One Day, Snark Free. Really.
By Brian Chandler
You know that person. It’s the colleague or friend who always has something snarky to say.
It could be complaining about the governor’s race between Terry McAuliffe and Ken Cuccinelli, the battle over the debt ceiling and ObamaCare, or just poking fun at a colleague for something he or she did. It all adds up to snark and it’s a good example of what is running prevalent in our culture today.
The Merriam-Webster dictionary describes being snarky as: sarcastic, impertinent, or irreverent in tone or manner. Many business leaders are starting to take notice at how snarkiness can manifest itself in a variety of ways in the workplace, creating a great deal of dysfunction and dramatically impacting a company’s bottom line. When snark goes online, it often turns into cyber-bulling.
Almost like an epidemic, snark begins innocently, and becomes more widespread over time. Simple comments such as, “Thanks Captain Obvious,” “I wouldn’t expect you to know that.” “Why are you still here?” or “Wow, what was she thinking wearing that?” are some good examples of how it starts. I’ll admit, I’ve been on the distributing side of snark and it can sometimes make things interesting, but over time snarky comments typically get worse. Let’s not forget that there’s always a person on the receiving end of the snark and if that person decides to be snarky back, a cycle can start that is sometimes hard to stop. We’ve seen this scenario play out in social media many times over the last few years. In fact, when you combine snark with social media, you have an epidemic of massive proportions.
The Internet makes being snarky easy. Hiding behind the veil of a computer screen and keyboard allows you to comment on a Facebook post or tweet something about a person, event or activity that is negative and sometimes degrading. Often, the computer gives a false sense of security that becomes evident as people retaliate by posting their own opposing viewpoints. Some relate this to cyber-bullying.
We must have the courage to confront people before snark gets out of hand. Why? Otherwise, this can reinforce the dysfunctional behavior to the point that culprits think there’s nothing wrong and their words are normal. After a while, this can create a vicious cycle, that causes individuals to grow increasingly hostile and insecure. What often starts out as a comment that was intended to be innocent suddenly transforms the person into a world-class jerk.

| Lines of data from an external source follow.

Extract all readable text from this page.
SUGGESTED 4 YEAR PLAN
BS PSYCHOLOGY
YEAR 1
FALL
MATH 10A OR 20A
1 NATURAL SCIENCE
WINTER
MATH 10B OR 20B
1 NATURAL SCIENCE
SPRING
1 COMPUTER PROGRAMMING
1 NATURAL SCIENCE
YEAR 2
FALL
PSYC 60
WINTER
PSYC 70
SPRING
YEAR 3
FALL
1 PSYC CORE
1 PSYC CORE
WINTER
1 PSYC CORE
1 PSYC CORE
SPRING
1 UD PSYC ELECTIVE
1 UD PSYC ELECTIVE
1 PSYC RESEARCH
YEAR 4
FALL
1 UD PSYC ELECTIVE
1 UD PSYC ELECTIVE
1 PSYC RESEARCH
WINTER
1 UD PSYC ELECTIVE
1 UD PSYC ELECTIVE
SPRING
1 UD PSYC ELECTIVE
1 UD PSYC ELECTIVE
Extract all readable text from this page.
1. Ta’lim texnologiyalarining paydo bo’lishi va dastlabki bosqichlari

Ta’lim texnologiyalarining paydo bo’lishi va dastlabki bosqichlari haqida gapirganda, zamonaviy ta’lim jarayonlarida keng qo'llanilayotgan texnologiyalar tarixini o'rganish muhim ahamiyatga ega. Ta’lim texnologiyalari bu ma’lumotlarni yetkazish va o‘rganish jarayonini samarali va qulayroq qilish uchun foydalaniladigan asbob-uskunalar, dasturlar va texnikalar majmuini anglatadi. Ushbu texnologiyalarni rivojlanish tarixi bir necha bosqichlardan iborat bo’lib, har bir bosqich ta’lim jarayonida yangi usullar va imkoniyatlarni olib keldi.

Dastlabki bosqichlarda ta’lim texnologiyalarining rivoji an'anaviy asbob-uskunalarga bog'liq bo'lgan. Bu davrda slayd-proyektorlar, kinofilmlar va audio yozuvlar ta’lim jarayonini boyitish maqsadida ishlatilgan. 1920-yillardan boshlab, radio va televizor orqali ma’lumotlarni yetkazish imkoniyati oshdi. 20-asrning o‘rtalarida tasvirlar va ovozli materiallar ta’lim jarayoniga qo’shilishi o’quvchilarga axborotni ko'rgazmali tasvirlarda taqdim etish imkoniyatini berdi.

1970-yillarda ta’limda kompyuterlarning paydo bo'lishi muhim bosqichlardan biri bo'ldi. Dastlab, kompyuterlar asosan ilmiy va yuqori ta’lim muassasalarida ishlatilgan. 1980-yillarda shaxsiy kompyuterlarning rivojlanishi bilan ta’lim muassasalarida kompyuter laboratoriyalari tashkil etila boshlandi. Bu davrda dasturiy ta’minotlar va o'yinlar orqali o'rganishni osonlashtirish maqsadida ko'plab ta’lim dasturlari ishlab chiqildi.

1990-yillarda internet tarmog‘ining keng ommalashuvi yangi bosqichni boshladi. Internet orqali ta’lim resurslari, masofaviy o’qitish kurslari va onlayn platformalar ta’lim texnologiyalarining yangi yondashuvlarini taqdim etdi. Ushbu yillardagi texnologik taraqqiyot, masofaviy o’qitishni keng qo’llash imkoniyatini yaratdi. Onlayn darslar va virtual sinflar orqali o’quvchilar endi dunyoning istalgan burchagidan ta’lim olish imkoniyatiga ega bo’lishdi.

How do we stop the cycle of snark?
One way is to agree to put the snark on ice for a full 24 hours. A group of public relations professionals aims to make a single day in October one that is free of harsh comments, back-handed comments, rude social-media posts, and general sarcasm. Declaring Oct. 22 as Snark Free Day, the nationwide affiliates of PR Consultants Group (PRCG) — including Commonwealth Public Relations in Richmond — are committing to a kinder way of communication and encouraging others to participate. The group often coaches clients on communication styles for messaging, news releases, website content, blogs, social media and more. Through Oct. 22, they share these same principles with anyone who communicates face-to-face, pen-to-paper or screen-to-screen.
Let’s face it, the world could use a little less snark. If victims of snark refuse to lash out at others, perhaps people will feel better about themselves and their relationships with others, and maybe other adults – and children – will follow their lead and be kinder to their co-workers, customers, family and friends.
Brian Chandler is the president of Commonwealth Public Relations. He is also the Virginia and West Virginia representative of the PR Consultants Group.